トップクラスとなると、今季の松坂の推定年俸くらいは稼げる夢のある世界ではあるが、需要がなければ毎月のようにゴールデンウィークがやってくる、シビアな世界でもある。今日データ取りをやったら10連休。一本動画の収録をやったら再び8連休。月の稼ぎは6万円しかないけれど、オレだっていつかは松坂に……と、なかなか踏ん切りがつかない、やくざな商売なのである。
M-1をつくった理由のひとつを、島田紳助は「芸人を辞めるきっかけを与えるため」と言っていた。才能ないのに10年もこんな仕事したらあかん、と。ダメならダメで、また新しいことを頑張ればいい、と。
僕は9年前、業界はこれからは動画全盛になるだろうと先をみて、そこで戦う力は僕にはないと冷静に判断して違う道を模索するようになった(そのほかにも理由はいくつかあるけれど)。僕個人としてはその判断は正解だったと思うけれど、なにがきっかけで売れるかわからない商売だからこそ、なにをさておき続けることが重要という考えもある。

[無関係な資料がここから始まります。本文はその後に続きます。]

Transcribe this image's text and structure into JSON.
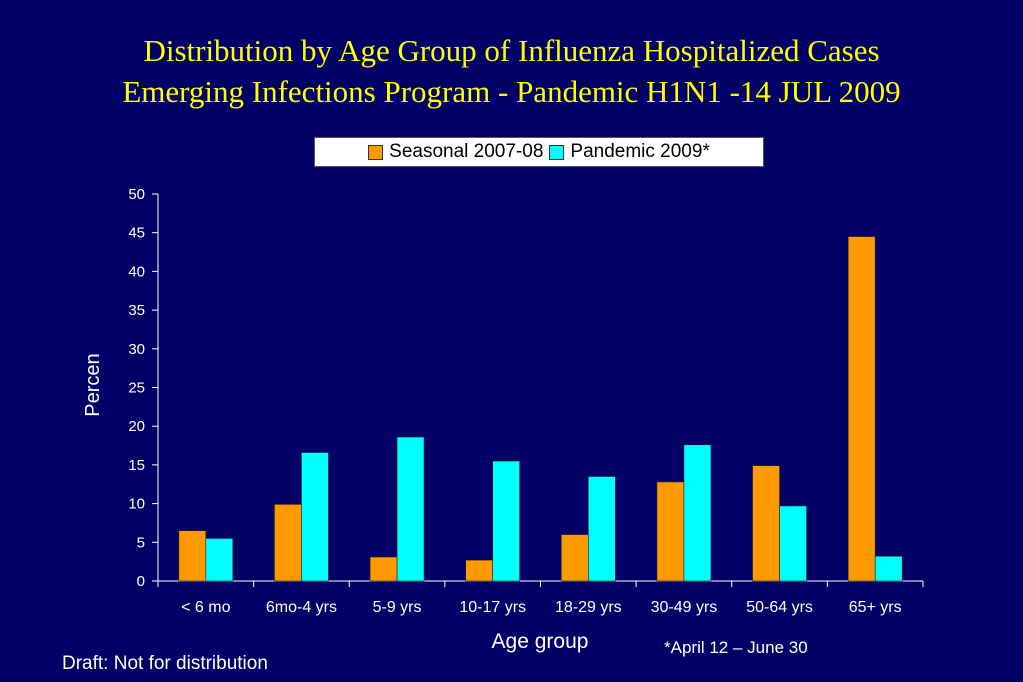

文章はからっきしだったのに、動画の時代になって輝いた人だっているだろう。スロでは埋もれていたけど、仕事の幅が麻雀やボートにまで広がって、光が当りはじめた人だっているだろう。
なにが正しくて、なにが間違っているのかなんてわからないのだとしたら、判断の基準は自分が納得して選んだ道かどうか。続けるにせよ、辞めるにせよ、後ろを振り返りながら、後悔しながら進むよりも、前向きに歩いたほうがいいに決まっている。
決断をして、一歩を踏み出す人を僕は尊敬するし、応援したいとも思う。今日も、そうやって他でもない、自分自身にそう言い聞かせているわけだ。
よし、食おうかどうかずっと迷っていたけど、チョコレートが入ったクロワッサン、頼んじゃおう。僕は今日も理性と誘惑の狭間で悩み、もがき、そして、クロワッサンに向けて、大きな一歩を踏み出します。人生は、決断の連続です。